The code is as follows
#include <QtCore> #include <stdio.h> #include <stdlib.h> #include <QDebug> #include <QThread> const int DataSize=10; const int BufferSize=5; char buffer[BufferSize]; QSemaphore freeBytes(BufferSize); QSemaphore useBytes; class Producer : public QThread { public: void run(); }; void Producer::run() { qsrand(QTime(0,0,0).secsTo(QTime::currentTime())); for(int i=0;i<DataSize;i++) { freeBytes.acquire(); buffer[i%BufferSize]="ACGT"[(int)qrand()%4]; qDebug()<<QString("producer:%1").arg(buffer[i%BufferSize]); useBytes.release(); } } class Customer : public QThread { public: void run(); }; void Customer::run() { for(int i=0;i<DataSize;i++) { useBytes.acquire(); qDebug()<<QString("customer:%1").arg(buffer[i%BufferSize]); freeBytes.release(); } } int main(int argc,char* argv[]) { QCoreApplication app(argc,argv); Producer producer; Customer customer; producer.start(); customer.start(); producer.wait(); customer.wait(); return app.exec(); }
In order to synchronize producers and consumers, the above code needs to use two semaphores. The freeBytes semaphore controls the free area of the buffer. The useBytes semaphore controls the buffer area that has been used.

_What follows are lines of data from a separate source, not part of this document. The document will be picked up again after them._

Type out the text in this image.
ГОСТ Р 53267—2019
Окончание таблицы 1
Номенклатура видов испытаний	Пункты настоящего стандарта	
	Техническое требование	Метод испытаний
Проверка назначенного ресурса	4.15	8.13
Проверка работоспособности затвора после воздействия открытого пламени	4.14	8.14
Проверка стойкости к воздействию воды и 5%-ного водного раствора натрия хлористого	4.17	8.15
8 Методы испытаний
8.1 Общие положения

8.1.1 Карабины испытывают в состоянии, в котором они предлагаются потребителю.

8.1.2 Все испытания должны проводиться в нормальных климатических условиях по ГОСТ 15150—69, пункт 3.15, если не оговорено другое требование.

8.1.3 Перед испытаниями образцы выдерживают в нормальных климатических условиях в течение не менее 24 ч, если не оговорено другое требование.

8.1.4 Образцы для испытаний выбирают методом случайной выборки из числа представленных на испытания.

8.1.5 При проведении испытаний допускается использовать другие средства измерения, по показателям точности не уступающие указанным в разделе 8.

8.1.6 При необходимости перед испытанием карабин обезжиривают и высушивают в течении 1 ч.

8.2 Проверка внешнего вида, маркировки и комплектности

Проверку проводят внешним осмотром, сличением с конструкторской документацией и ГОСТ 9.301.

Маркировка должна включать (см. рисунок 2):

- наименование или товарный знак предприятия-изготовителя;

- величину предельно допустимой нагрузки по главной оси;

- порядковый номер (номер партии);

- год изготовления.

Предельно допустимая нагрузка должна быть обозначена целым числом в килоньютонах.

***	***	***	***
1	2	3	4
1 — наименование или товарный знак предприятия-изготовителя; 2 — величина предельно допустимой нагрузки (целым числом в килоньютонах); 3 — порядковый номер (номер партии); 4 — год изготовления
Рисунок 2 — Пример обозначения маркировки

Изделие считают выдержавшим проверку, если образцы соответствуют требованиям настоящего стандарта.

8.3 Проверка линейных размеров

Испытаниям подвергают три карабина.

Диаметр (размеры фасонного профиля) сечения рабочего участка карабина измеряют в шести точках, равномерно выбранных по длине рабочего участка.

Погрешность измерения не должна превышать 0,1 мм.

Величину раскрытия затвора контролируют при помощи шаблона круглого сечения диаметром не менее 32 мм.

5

QSemaphore::acquire() function is used to obtain a certain number of resources. One resource is obtained by default. Use the QSemaphore::release() function to release the semaphore.
Program execution process: at first, only the producer thread can execute, and the consumer thread is blocked to wait for the useBytes semaphore to be released. Once the producer puts a byte into the buffer, the available size of freeBytes, that is, freeBytes Available() returns BufferSize-1, and useBytes Avaiable() returns 1. Two things can happen: either the consumer thread reads this byte, or the producer thread produces a second byte. The execution order of two threads cannot be determined.
The program operation structure is as follows
2.4 reentrant and thread safety
1) a thread safe function can be called by multiple threads at the same time, even if they use shared data. Because all the real columns of the shared data are serialized.
2) a reentrant function can also be called by multiple threads at the same time, but only when each call uses its own data.
Generally speaking, for a class, if it can be used in multiple threads, and each thread calls a different real column, the class is reentrant. If multiple threads use the same instance, and the member functions of this class can also be called safely by multiple threads, this class is called thread safe.